Safety and Efficacy of 24-h Closed-Loop Insulin Delivery in Well-Controlled Pregnant Women With Type 1 Diabetes: A randomized crossover case series
OBJECTIVE: To evaluate the safety and efficacy of closed-loop insulin delivery in well-controlled pregnant women with type 1 diabetes treated with continuous subcutaneous insulin infusion (CSII). RESEARCH DESIGN AND METHODS: A total of 12 women with type 1 diabetes (aged 32.9 years, diabetes duration 17.6 years, BMI 27.1 kg/m2, and HbA1c 6.4%) were randomly allocated to closed-loop or conventional CSII. They performed normal daily activities (standardized meals, snacks, and exercise) for 24 h on two occasions at 19 and 23 weeks’ gestation.

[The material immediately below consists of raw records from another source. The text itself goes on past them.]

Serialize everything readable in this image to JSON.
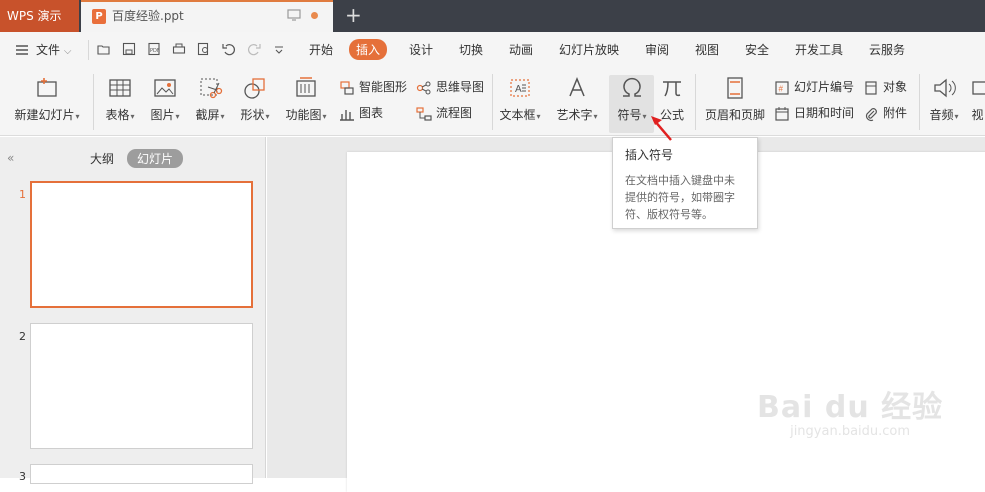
{
  "app": {
    "name": "WPS 演示"
  },
  "document": {
    "tab_title": "百度经验.ppt",
    "icon_letter": "P"
  },
  "menu": {
    "file": "文件",
    "tabs": [
      "开始",
      "插入",
      "设计",
      "切换",
      "动画",
      "幻灯片放映",
      "审阅",
      "视图",
      "安全",
      "开发工具",
      "云服务"
    ],
    "active_tab": "插入"
  },
  "ribbon": {
    "new_slide": "新建幻灯片",
    "table": "表格",
    "picture": "图片",
    "screenshot": "截屏",
    "shape": "形状",
    "function_chart": "功能图",
    "smart_art": "智能图形",
    "chart": "图表",
    "mind_map": "思维导图",
    "flowchart": "流程图",
    "textbox": "文本框",
    "word_art": "艺术字",
    "symbol": "符号",
    "formula": "公式",
    "header_footer": "页眉和页脚",
    "slide_number": "幻灯片编号",
    "date_time": "日期和时间",
    "object": "对象",
    "attachment": "附件",
    "audio": "音频",
    "video_partial": "视"
  },
  "panel": {
    "outline_tab": "大纲",
    "slides_tab": "幻灯片",
    "slide_numbers": [
      "1",
      "2",
      "3"
    ]
  },
  "tooltip": {
    "title": "插入符号",
    "description": "在文档中插入键盘中未提供的符号，如带圈字符、版权符号等。"
  },
  "watermark": {
    "line1": "Bai du 经验",
    "line2": "jingyan.baidu.com"
  },
  "colors": {
    "accent": "#e5703a",
    "titlebar": "#3c4048",
    "app_tab": "#c8522b"
  }
}
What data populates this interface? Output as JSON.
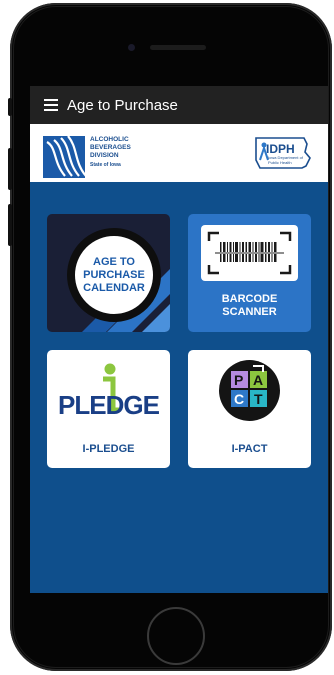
{
  "app": {
    "title": "Age to Purchase"
  },
  "logos": {
    "abd": {
      "line1": "ALCOHOLIC",
      "line2": "BEVERAGES",
      "line3": "DIVISION",
      "line4": "State of Iowa"
    },
    "idph": {
      "name": "IDPH",
      "subtitle": "Iowa Department of Public Health"
    }
  },
  "tiles": [
    {
      "label_lines": [
        "AGE TO",
        "PURCHASE",
        "CALENDAR"
      ],
      "icon": "calendar-magnifier-icon"
    },
    {
      "label_lines": [
        "BARCODE",
        "SCANNER"
      ],
      "icon": "barcode-icon"
    },
    {
      "label": "I-PLEDGE",
      "logo_text": "PLEDGE",
      "icon": "i-pledge-logo"
    },
    {
      "label": "I-PACT",
      "logo_letters": [
        "P",
        "A",
        "C",
        "T"
      ],
      "icon": "i-pact-logo"
    }
  ],
  "colors": {
    "screen_bg": "#0f4f8c",
    "appbar_bg": "#222222",
    "tile_blue": "#2c74c6",
    "brand_blue": "#1b5aa8"
  }
}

Plasma glucose time in target (63–140 mg/dL) and time spent hypoglycemic were calculated. RESULTS: Plasma glucose time in target was comparable for closed-loop and conventional CSII (median [interquartile range]: 81 [59–87] vs. 81% [54–90]; P = 0.75). Less time was spent hypoglycemic (<45 mg/dL [0.0 vs. 0.3%]; P = 0.04), with a lower low blood glucose index (2.4 [0.9–3.5] vs. 3.3 [1.9–5.1]; P = 0.03), during closed-loop insulin delivery. CONCLUSIONS: Closed-loop insulin delivery was as effective as conventional CSII, with less time spent in extreme hypoglycemia.